J'entre délibérément et furète un instant jusqu'à ce je trouve ses godasses au pied du lit. Je les ramasse pour examiner leurs semelles.

— Vous étiez dehors il y a très peu de temps, noté-je.

— Pensez-vous, je…

— Vos souliers sont mouillés et il ne pleut que depuis une heure, mon cher Gonzigue de Zague.

— C'est un délit, de sortir ?

— Seulement une indication.

— Quelle indication ?

— Vous permettez ?

Je saisis ses deux mains et les contemple à la lumière du lustre. Sur le côté de son index droit et sur la face interne de son pouce, j'aperçois d'imperceptibles traînées noires.

— Qui a-t-il ? s'impatiente le cousin en reprenant vivement ses pattoches.

— Dans ma jeunesse, j'ai lu beaucoup de romans policiers du « Masque », lui dis-je. En ce temps-là, les histoires étaient toujours basées sur la recherche du criminel, alors il était beaucoup question des traces, des indices, de ces bricoles qu'on n'utilise plus guère de nos jours où l'on fait dans la violence.
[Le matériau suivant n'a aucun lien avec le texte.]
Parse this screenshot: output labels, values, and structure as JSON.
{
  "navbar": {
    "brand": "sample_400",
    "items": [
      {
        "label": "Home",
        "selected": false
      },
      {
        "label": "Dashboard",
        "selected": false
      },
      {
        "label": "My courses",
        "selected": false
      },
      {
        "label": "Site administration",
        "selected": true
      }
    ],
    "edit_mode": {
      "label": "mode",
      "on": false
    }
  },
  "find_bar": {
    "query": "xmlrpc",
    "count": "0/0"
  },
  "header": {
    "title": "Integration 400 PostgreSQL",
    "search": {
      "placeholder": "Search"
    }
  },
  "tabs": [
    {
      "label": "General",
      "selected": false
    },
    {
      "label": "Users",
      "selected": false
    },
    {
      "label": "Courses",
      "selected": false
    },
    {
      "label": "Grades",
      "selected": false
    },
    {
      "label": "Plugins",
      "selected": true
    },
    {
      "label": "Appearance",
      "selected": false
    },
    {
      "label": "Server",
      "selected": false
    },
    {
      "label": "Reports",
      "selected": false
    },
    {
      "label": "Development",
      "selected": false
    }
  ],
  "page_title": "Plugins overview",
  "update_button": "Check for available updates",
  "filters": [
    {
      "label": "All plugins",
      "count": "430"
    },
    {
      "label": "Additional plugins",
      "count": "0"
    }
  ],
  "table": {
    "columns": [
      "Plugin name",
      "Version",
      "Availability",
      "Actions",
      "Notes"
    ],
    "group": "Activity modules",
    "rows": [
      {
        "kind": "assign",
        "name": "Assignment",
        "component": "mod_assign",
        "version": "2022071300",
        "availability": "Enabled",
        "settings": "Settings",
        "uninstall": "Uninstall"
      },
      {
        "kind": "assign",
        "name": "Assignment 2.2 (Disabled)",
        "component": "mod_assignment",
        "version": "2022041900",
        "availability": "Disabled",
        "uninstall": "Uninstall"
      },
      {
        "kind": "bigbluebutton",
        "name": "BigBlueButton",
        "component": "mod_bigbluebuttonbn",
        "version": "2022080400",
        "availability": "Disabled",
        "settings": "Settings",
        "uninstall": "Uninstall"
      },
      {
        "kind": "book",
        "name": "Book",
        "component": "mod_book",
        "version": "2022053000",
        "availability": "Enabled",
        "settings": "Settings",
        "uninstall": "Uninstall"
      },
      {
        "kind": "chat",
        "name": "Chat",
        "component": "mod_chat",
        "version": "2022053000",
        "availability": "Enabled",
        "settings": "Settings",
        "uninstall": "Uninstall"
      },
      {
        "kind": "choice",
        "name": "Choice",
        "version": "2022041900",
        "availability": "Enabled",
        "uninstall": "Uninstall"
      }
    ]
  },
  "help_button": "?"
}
Je me rends aux gogues contigus et prends une feuille de faf à train ouatiné double face.

— Votre main droite, s'il vous plaît !

— Ah ! monsieur, vos brimades injustifiées m'importunent, à la fin !

— Ce sera la dernière, promets-je, et elle n'est pas très violente.

D'autor, je rempare sa pogne et frotte avec mon papelard moelleux ses deux doigts maculés.

— On analysera, dis-je, mais je sais déjà que c'est du fusain.